Communicating

We’re constantly in communication.  Sure, it’s a cliché that we live in a fast-paced world where instant communication is necessary, but that doesn’t take away from its truth: we love to communicate with each other.  Really, we always have had a desire to communicate, but have lacked the tools to do so constantly.  Today, twitter, facebook, and even online message boards give us the instant communication generations before us never had (I actually just tweeted mid-paper).  We are constantly criticized for lacking patience, or proving deficient in personal interactions, but maybe we just love to write.  Communication through writing used to be reserved only for well thought-out research papers.  Now, writing is everywhere.

In Andrew Sullivan’s blog post “Why I Blog”, he describes why blogs have become so popular.  They offer a unique opportunity to see the writer in their raw form, without much revision.  Blog posts have the ability to encapsulate exactly what the writer was thinking at the moment they posted their material, and give us a way of seeing how ideas may have developed or been destroyed.  This raw form of communication, while dangerous, is what makes blogs so worthwhile.  Readers can see the author in their most vulnerable form, and then interact with the author through a comment section.   It’s a conversation, only through writing.

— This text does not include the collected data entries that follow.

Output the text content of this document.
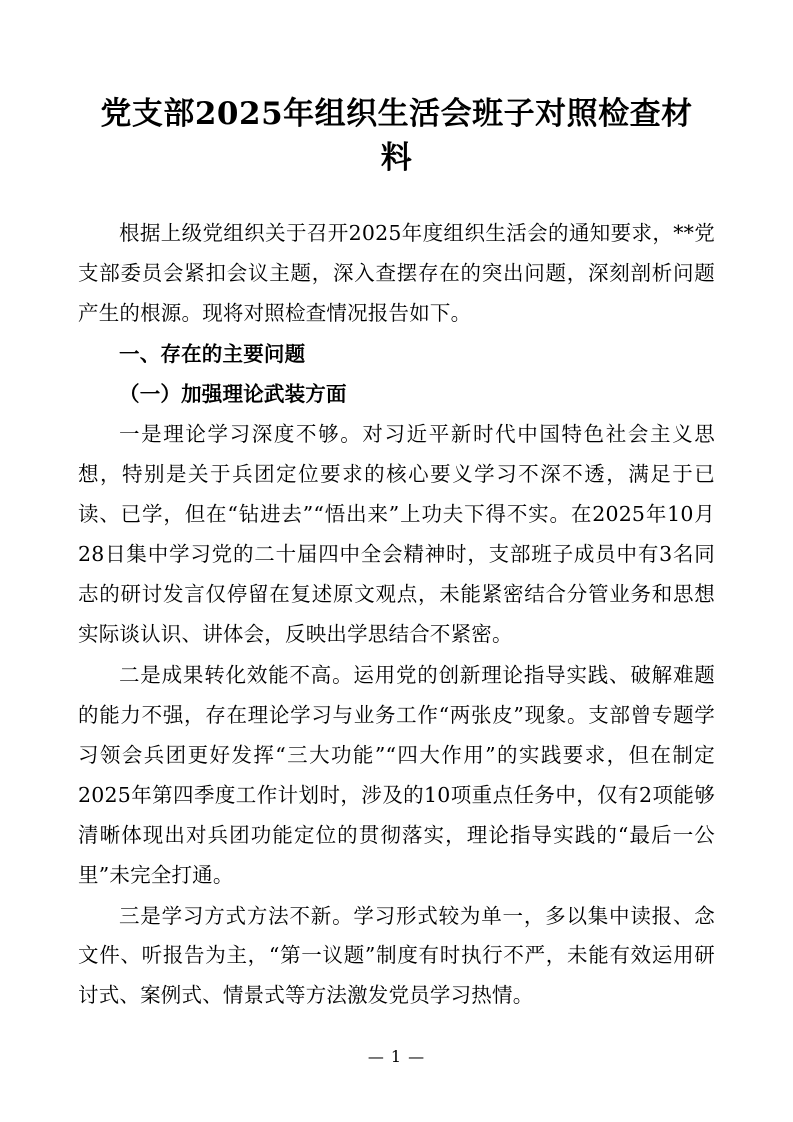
党支部2025年组织生活会班子对照检查材料

根据上级党组织关于召开2025年度组织生活会的通知要求，**党支部委员会紧扣会议主题，深入查摆存在的突出问题，深刻剖析问题产生的根源。现将对照检查情况报告如下。

一、存在的主要问题

（一）加强理论武装方面

一是理论学习深度不够。对习近平新时代中国特色社会主义思想，特别是关于兵团定位要求的核心要义学习不深不透，满足于已读、已学，但在“钻进去”“悟出来”上功夫下得不实。在2025年10月28日集中学习党的二十届四中全会精神时，支部班子成员中有3名同志的研讨发言仅停留在复述原文观点，未能紧密结合分管业务和思想实际谈认识、讲体会，反映出学思结合不紧密。

二是成果转化效能不高。运用党的创新理论指导实践、破解难题的能力不强，存在理论学习与业务工作“两张皮”现象。支部曾专题学习领会兵团更好发挥“三大功能”“四大作用”的实践要求，但在制定2025年第四季度工作计划时，涉及的10项重点任务中，仅有2项能够清晰体现出对兵团功能定位的贯彻落实，理论指导实践的“最后一公里”未完全打通。

三是学习方式方法不新。学习形式较为单一，多以集中读报、念文件、听报告为主，“第一议题”制度有时执行不严，未能有效运用研讨式、案例式、情景式等方法激发党员学习热情。

— 1 —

Even before the internet (apparently the internet hasn’t ALWAYS existed—who knew?), writing was a major form of communication.  George Orwell discusses this in his piece “Why I Write,” as he explains that two reasons for writing are “historical impulse” and “political purpose.”  He knew why people write: to feel relevant; to feel like they can make people see the world exactly as they see it.  Writers want to influence others through their words.  Orwell had to take time to write out an elaborate essay, then get it published.  Sullivan only has to hit “submit” on a website.  Yet both are communicating through writing.

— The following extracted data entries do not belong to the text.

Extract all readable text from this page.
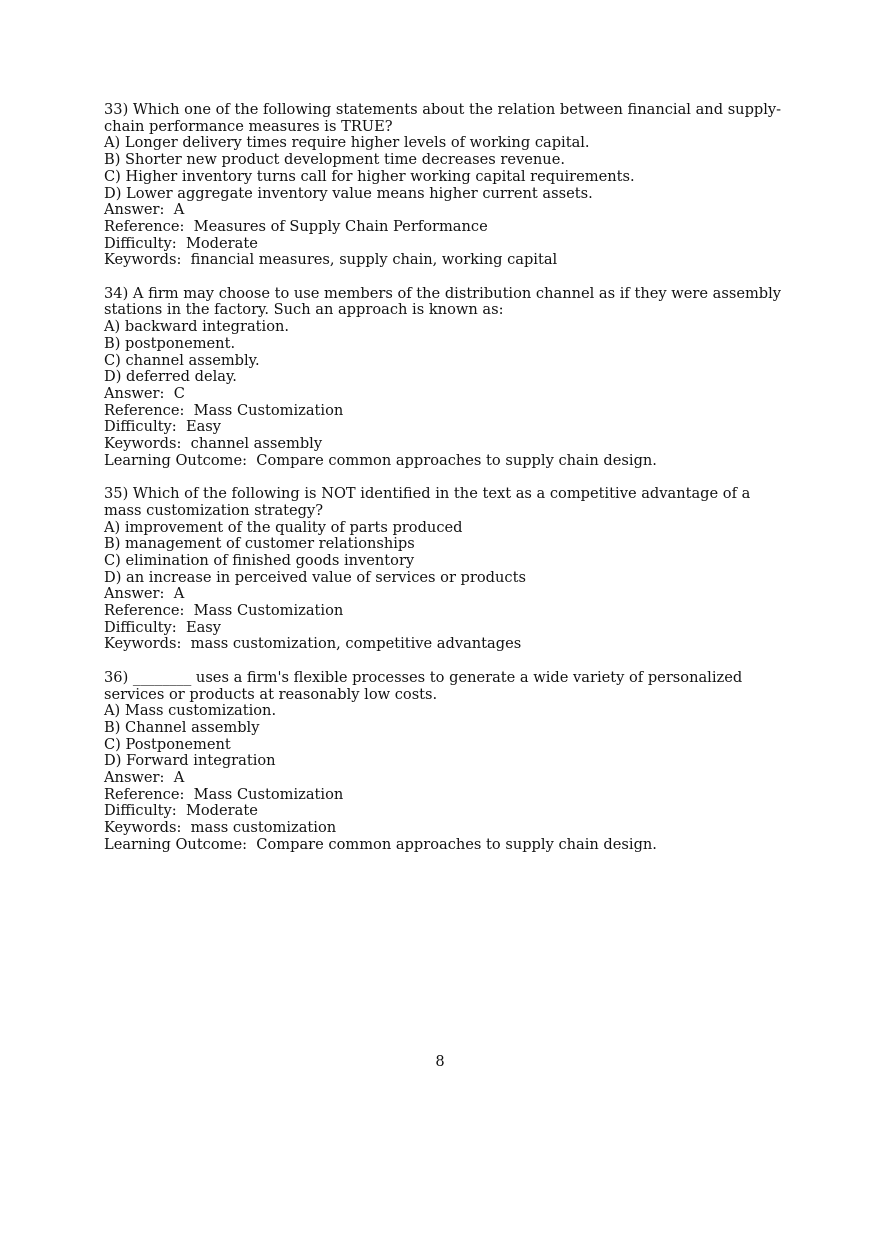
33) Which one of the following statements about the relation between financial and supply-
chain performance measures is TRUE?
A) Longer delivery times require higher levels of working capital.
B) Shorter new product development time decreases revenue.
C) Higher inventory turns call for higher working capital requirements.
D) Lower aggregate inventory value means higher current assets.
Answer:  A
Reference:  Measures of Supply Chain Performance
Difficulty:  Moderate
Keywords:  financial measures, supply chain, working capital
34) A firm may choose to use members of the distribution channel as if they were assembly
stations in the factory. Such an approach is known as:
A) backward integration.
B) postponement.
C) channel assembly.
D) deferred delay.
Answer:  C
Reference:  Mass Customization
Difficulty:  Easy
Keywords:  channel assembly
Learning Outcome:  Compare common approaches to supply chain design.
35) Which of the following is NOT identified in the text as a competitive advantage of a
mass customization strategy?
A) improvement of the quality of parts produced
B) management of customer relationships
C) elimination of finished goods inventory
D) an increase in perceived value of services or products
Answer:  A
Reference:  Mass Customization
Difficulty:  Easy
Keywords:  mass customization, competitive advantages
36) ________ uses a firm's flexible processes to generate a wide variety of personalized
services or products at reasonably low costs.
A) Mass customization.
B) Channel assembly
C) Postponement
D) Forward integration
Answer:  A
Reference:  Mass Customization
Difficulty:  Moderate
Keywords:  mass customization
Learning Outcome:  Compare common approaches to supply chain design.
8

Still, as Orwell later points out, writing is not all about influencing others.  Sometimes writing is entirely introspective.  As we see through Joan Didion’s aptly titled “How I Write” essay, writing can serve the purpose of self-communication.   All of her writing begins with two pictures that “tell [her]” what to write.  She sees the world differently than others do, and can only explain it through writing.  To outsiders, it may seem as if she is writing to make some kind of commentary, or to impress readers.  Really, she is writing to understand herself.

Whether I am writing to understand myself, or writing for others, this desire for communication is mostly the reason I write.  I desire for others to hear me; I want them to understand my thoughts and my feelings; I want them to communicate with me.  Still, I sometimes struggle to effectively communicate with my audience.  They’re there, but it’s tough to figure out exactly what to say to impress them.

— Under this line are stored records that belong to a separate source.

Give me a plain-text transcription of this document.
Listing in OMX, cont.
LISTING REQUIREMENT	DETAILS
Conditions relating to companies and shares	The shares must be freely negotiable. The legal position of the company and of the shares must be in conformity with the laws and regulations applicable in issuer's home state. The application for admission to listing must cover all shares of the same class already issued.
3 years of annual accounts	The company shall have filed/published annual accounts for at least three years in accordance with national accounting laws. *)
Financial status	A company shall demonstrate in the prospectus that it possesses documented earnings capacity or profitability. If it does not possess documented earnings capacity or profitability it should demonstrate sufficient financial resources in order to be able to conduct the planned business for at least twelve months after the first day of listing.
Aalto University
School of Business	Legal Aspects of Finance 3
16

Michael Patrick Welch embodies the type of writing I desire.  His essay, “As if Hell Were a Real Place” is set up as a conversation with the reader, and he is constantly vulnerable and open to different experiences.  He opens up his life for the reader, and through this, is able to influence the reader’s own opinions.  Throughout the essay, I felt as if he is one of my good friends, sitting down and reciting a story about his unfortunate life.  I keep wanting to hear more; I wanted to know exactly how his life turns out.  This is the kind of communication I desire to find through writing.

3 thoughts to “Communicating”

  1. I think that it’s really insightful you pulled out the idea of relevancy. I personally find it difficult to judge what is relevant to others, as it begins to become a point of personal preference and perspective.

    Often writers strive to be heard, and I definitely agree that there is an element of communication in blogging and writing. Many questions came to my mind as I read your blog: I wonder if you think that the sole purpose of writing should be to allow the reader to delve into the mind of writer? And is that a good enough reason to continue writing? What is worth writing about and communicating?

    It’s interesting that you mention how Orwell emphasizes the introspective parts of his writing as well as the political reasons. It makes me think whether or not writers are comparable as philosophers.

    -Diana

  2. I liked how you described the author as “vulnerable” and open to different opinions in his writing. For many of my writing assignments in class, I think that instructors are looking for strong, argumentative pieces with a clear stance. These essays would address counter arguments but would primarily take a clear position and not back down. I think this type of writing can be helpful in certain cases such as academic writing. Meanwhile, many of the most informative and intellectually-stimulating pieces of writing open the author up to criticism and allow for a discussion. People continually point out how our society has become too polarized and hostile. We could probably all learn something from Welch’s belief in a more conversational, forum-like method of communication.

  3. I liked the point that you made when you elaborated on your favorite author near the end of your post, you wrote, “hroughout the essay, I felt as if he is one of my good friends, sitting down and reciting a story about his unfortunate life. I keep wanting to hear more; I wanted to know exactly how his life turns out. This is the kind of communication I desire to find through writing.”

    Indeed, I feel a sense of connection with a book or essay if the author makes him/herself vulnerable enough to expose personal troubles, or makes the characters relocatable to the struggles and trials that I face daily. Already through the two short sessions that we have had in this class, I have learned that, perhaps I need to be more conversational and less formulaic in my writing.